Because who doesn’t love a little flexibility in the kitchen?
Dairy-Free Version: Swap the butter for olive oil or a dairy-free butter alternative, and use almond milk or oat milk. Use a dairy-free cottage cheese or silken tofu for the protein boost.
Herby Mash: Mix fresh herbs like parsley, dill, or thyme into the mash for an extra burst of flavour.
Cheesy Upgrade: Stir in a handful of shredded cheddar, parmesan, or Gruyere if you want an extra indulgent version.
Roasted Garlic Mash: Roast a head of garlic until soft and golden, then squeeze the cloves into the mash for a sweet, mellow garlic flavour.
Spicy Mash: Add a sprinkle of smoked paprika, chilli flakes, or even a spoon of horseradish for a kick.
WHY COTTAGE CHEESE IS THE STAR.
Cottage cheese has had a bit of a glow-up in recent years, moving from “diet food” status to a kitchen staple for health enthusiasts. Here’s why it shines in this recipe:
High in Protein: Around 12–14g of protein per ½ cup.
Low in Fat (depending on type): Great if you’re balancing calories.
Packed with Calcium: Important for bone health.
Creamy Texture: When blended, it mimics sour cream or cream cheese.
Neutral Flavour: It doesn’t overpower the dish, it just blends right in.
MEAL PREP YOUR MASHED POTAOTES.
Got guests coming over? Or just want to save time during a busy week? Good news: these mashed potatoes can be prepped in advance.
Up to 2 Days Ahead: Make the mash, let it cool, and refrigerate in an airtight container.
Reheating: Warm gently on the stove with a splash of milk to loosen them up, stirring occasionally.
Freezing: Yes, you can freeze mash! Portion into freezer-safe containers, defrost overnight in the fridge, and reheat as above.
PAIRING WITH YOUR HEALTHY EATING GOALS.
I’m a big believer in small tweaks that make a big difference to your health. This recipe is a perfect example: by swapping in cottage cheese, you’ve made a comfort food classic more balanced without losing any of the joy.

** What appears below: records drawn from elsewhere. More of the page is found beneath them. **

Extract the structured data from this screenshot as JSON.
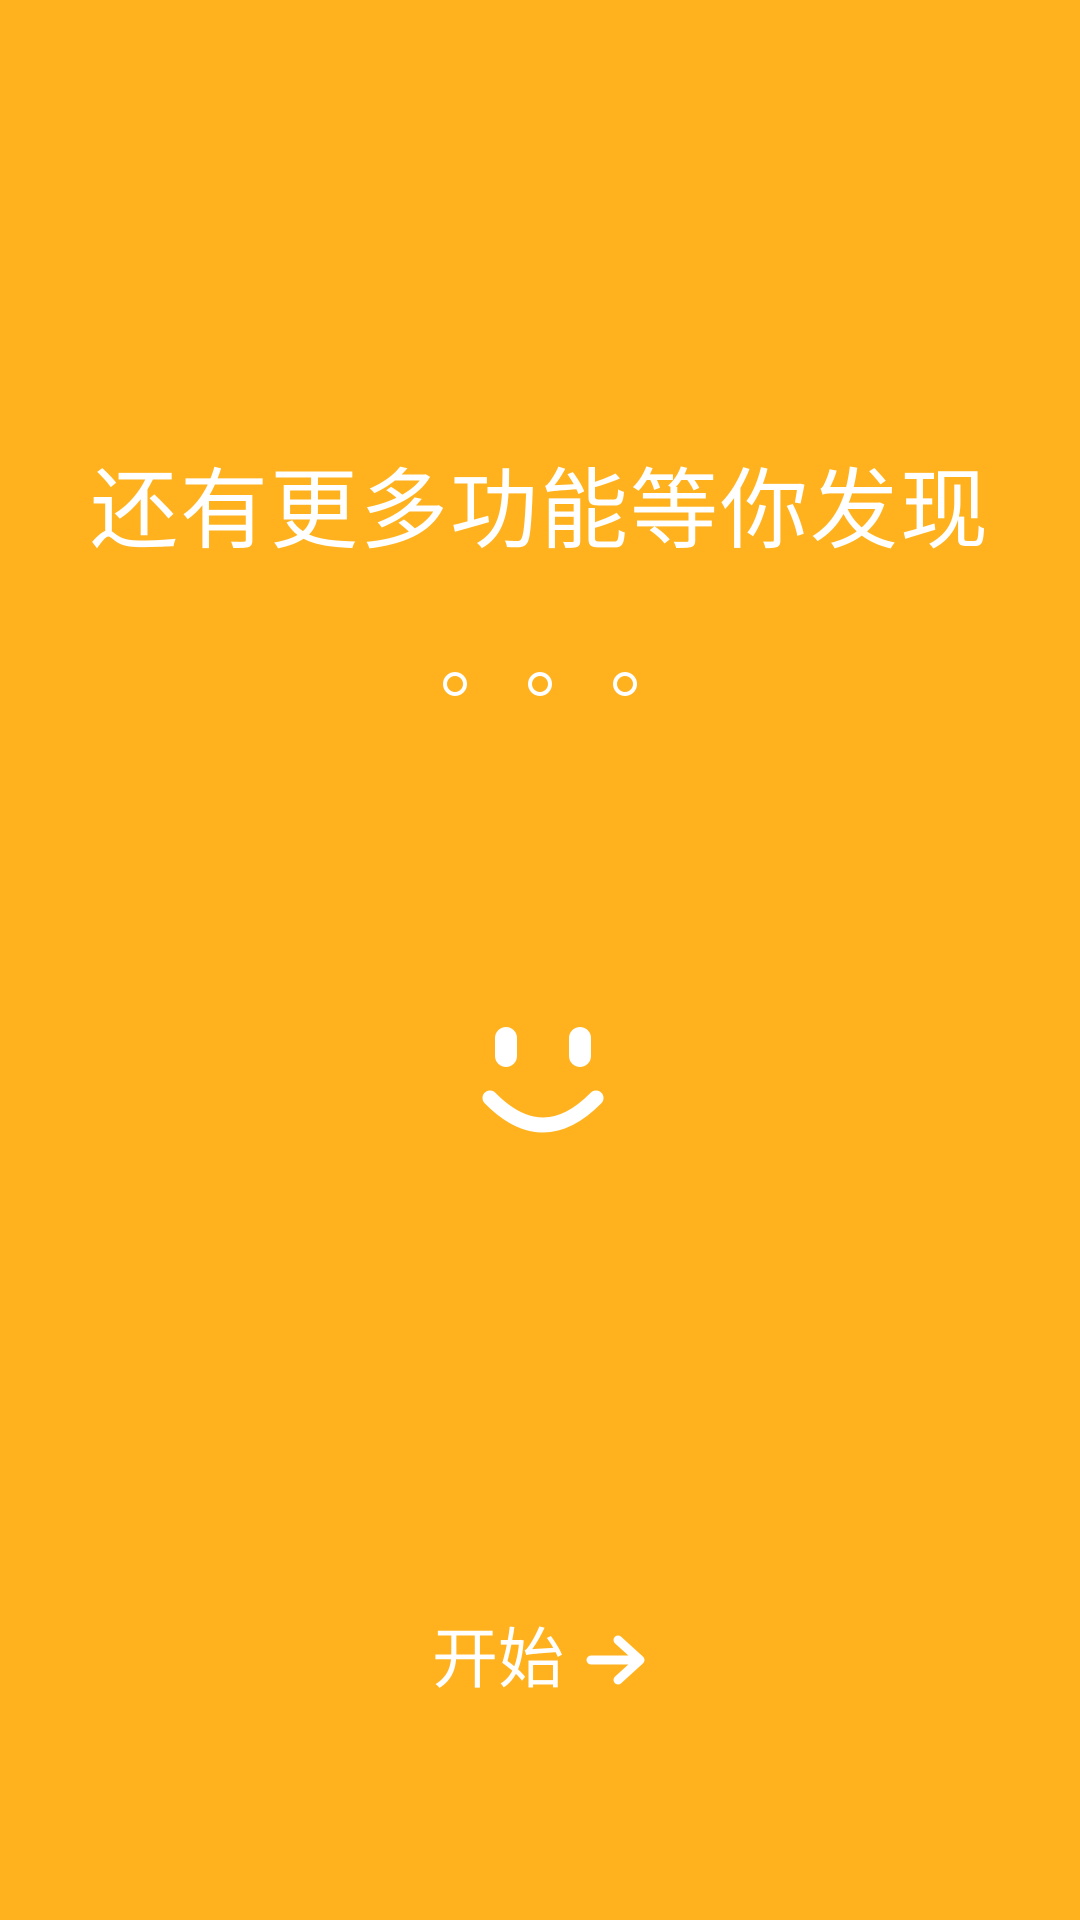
{
  "theme": {
    "background": "#FFB21E",
    "foreground": "#FFFFFF"
  },
  "headline": "还有更多功能等你发现",
  "page_indicator": {
    "count": 3,
    "icon": "hollow-circle-dot"
  },
  "illustration": {
    "icon": "smiley-face-icon"
  },
  "start_button": {
    "label": "开始",
    "icon": "arrow-right-icon"
  }
}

Some ways to use this in your week:
Meal Prep: Make a big batch and portion for quick sides all week.
Post-Workout Meal: Pair with grilled chicken or salmon for a protein-packed recovery meal.

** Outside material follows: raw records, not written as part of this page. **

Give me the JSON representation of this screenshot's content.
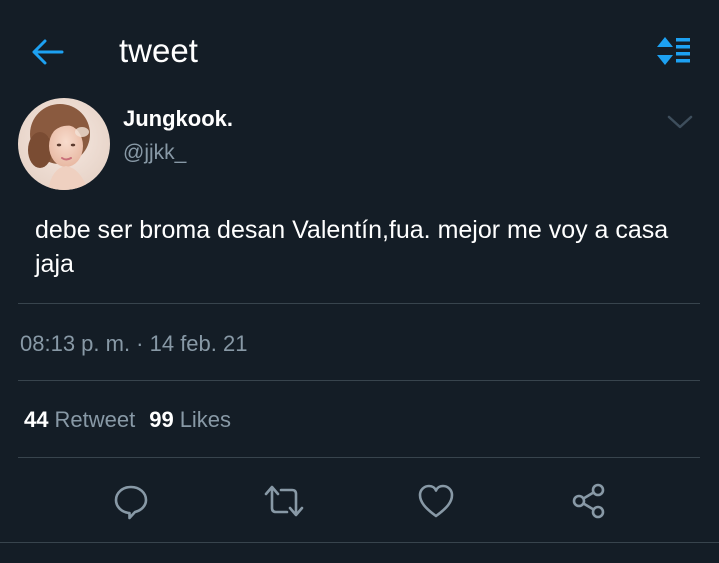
{
  "header": {
    "title": "tweet",
    "back_icon": "arrow-left-icon",
    "sort_icon": "sort-list-icon",
    "accent_color": "#1da1f2"
  },
  "tweet": {
    "author": {
      "display_name": "Jungkook.",
      "handle": "@jjkk_"
    },
    "text": "debe ser broma desan Valentín,fua. mejor me voy a casa jaja",
    "timestamp": "08:13 p. m. · 14 feb. 21",
    "stats": {
      "retweets_count": "44",
      "retweets_label": "Retweet",
      "likes_count": "99",
      "likes_label": "Likes"
    },
    "actions": [
      {
        "name": "reply",
        "icon": "speech-bubble-icon"
      },
      {
        "name": "retweet",
        "icon": "retweet-icon"
      },
      {
        "name": "like",
        "icon": "heart-icon"
      },
      {
        "name": "share",
        "icon": "share-icon"
      }
    ]
  },
  "colors": {
    "background": "#141d26",
    "divider": "#38444d",
    "secondary_text": "#8899a6",
    "icon_gray": "#8899a6"
  }
}
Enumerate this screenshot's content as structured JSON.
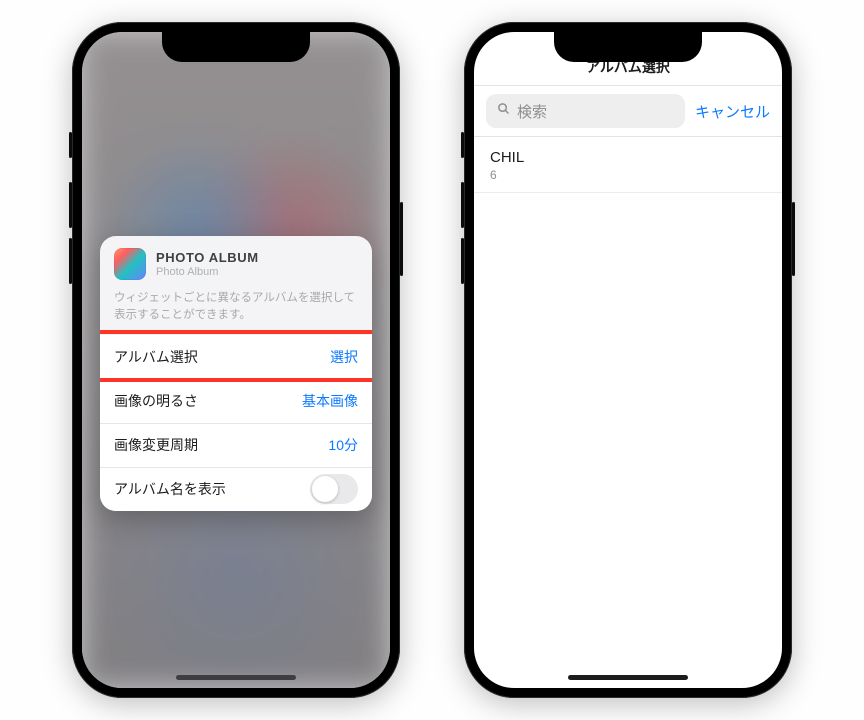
{
  "phone1": {
    "card": {
      "app_title": "PHOTO ALBUM",
      "app_subtitle": "Photo Album",
      "description": "ウィジェットごとに異なるアルバムを選択して表示することができます。",
      "rows": [
        {
          "label": "アルバム選択",
          "value": "選択",
          "type": "link"
        },
        {
          "label": "画像の明るさ",
          "value": "基本画像",
          "type": "link"
        },
        {
          "label": "画像変更周期",
          "value": "10分",
          "type": "link"
        },
        {
          "label": "アルバム名を表示",
          "value": "",
          "type": "toggle_off"
        }
      ]
    }
  },
  "phone2": {
    "title": "アルバム選択",
    "search_placeholder": "検索",
    "cancel": "キャンセル",
    "items": [
      {
        "title": "CHIL",
        "subtitle": "6"
      }
    ]
  },
  "colors": {
    "accent": "#0a7aff",
    "highlight": "#ff3428"
  }
}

Family-Friendly Dinner: It’s creamy, delicious, and kid-approved — a win for everyone at the table.
A COMFORT FOOD WITH BENEFITS.
Food should be enjoyable — and that includes comfort food. The key is finding ways to add nutrients without losing the flavours and textures we love. This Creamy (Protein Boosted) Mashed Potatoes recipe is exactly that. It’s nostalgic, cosy, and comforting, but it’s also smartly balanced with added protein, fibre, and flavour.
So the next time you’re craving mashed potatoes, give this recipe a go. I promise, you won’t even notice the cottage cheese — but you’ll definitely notice how much more satisfying it feels.
FINAL THOUGHTS.
Healthy eating doesn’t have to mean giving up the foods you love. It’s about making small, smart tweaks that bring more balance to your plate while still letting you enjoy every bite. These Creamy (Protein Boosted) Mashed Potatoes are a perfect example.

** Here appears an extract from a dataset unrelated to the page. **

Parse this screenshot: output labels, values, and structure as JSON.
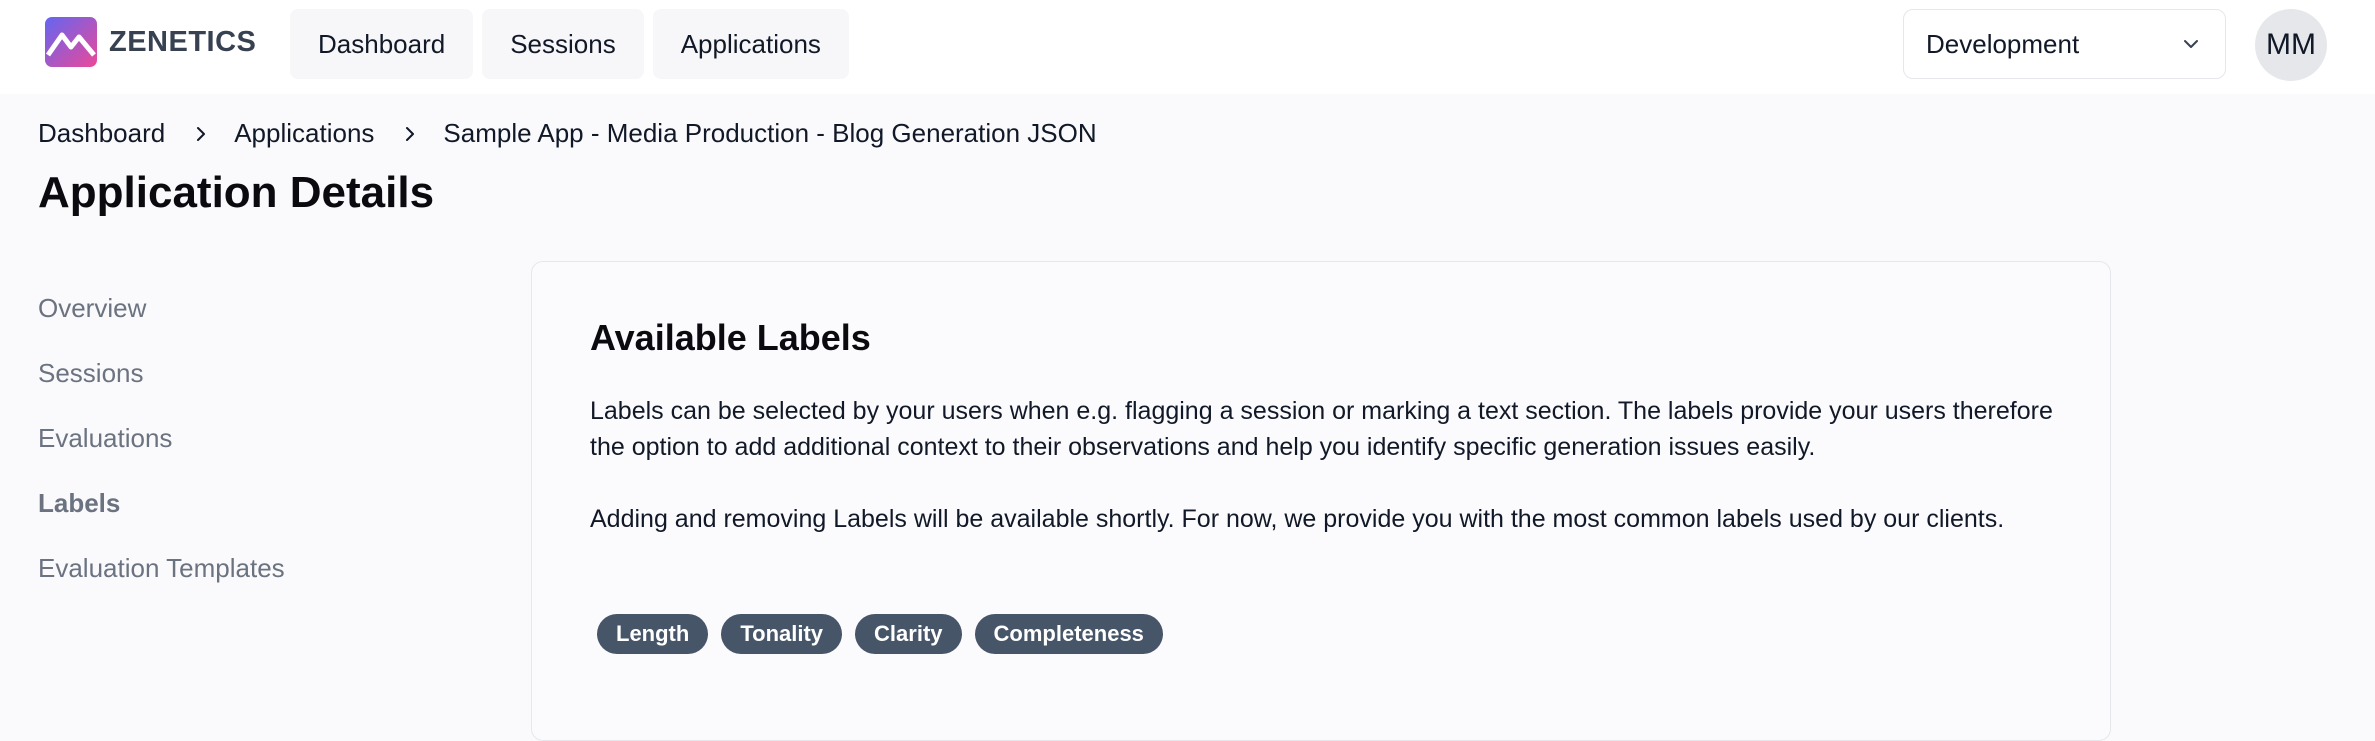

They’re creamy, nourishing, and easy to whip up on a busy weeknight — but also special enough to serve when you’re entertaining. Pair them with my Slow Cooker Beef Bourguignon for the ultimate comfort meal, or simply enjoy them with some roasted veggies for a lighter twist.
Either way, they’re going to become a recipe you’ll reach for again and again. Because at the end of the day, healthy food should never feel like a chore — it should feel delicious, doable, and deeply satisfying.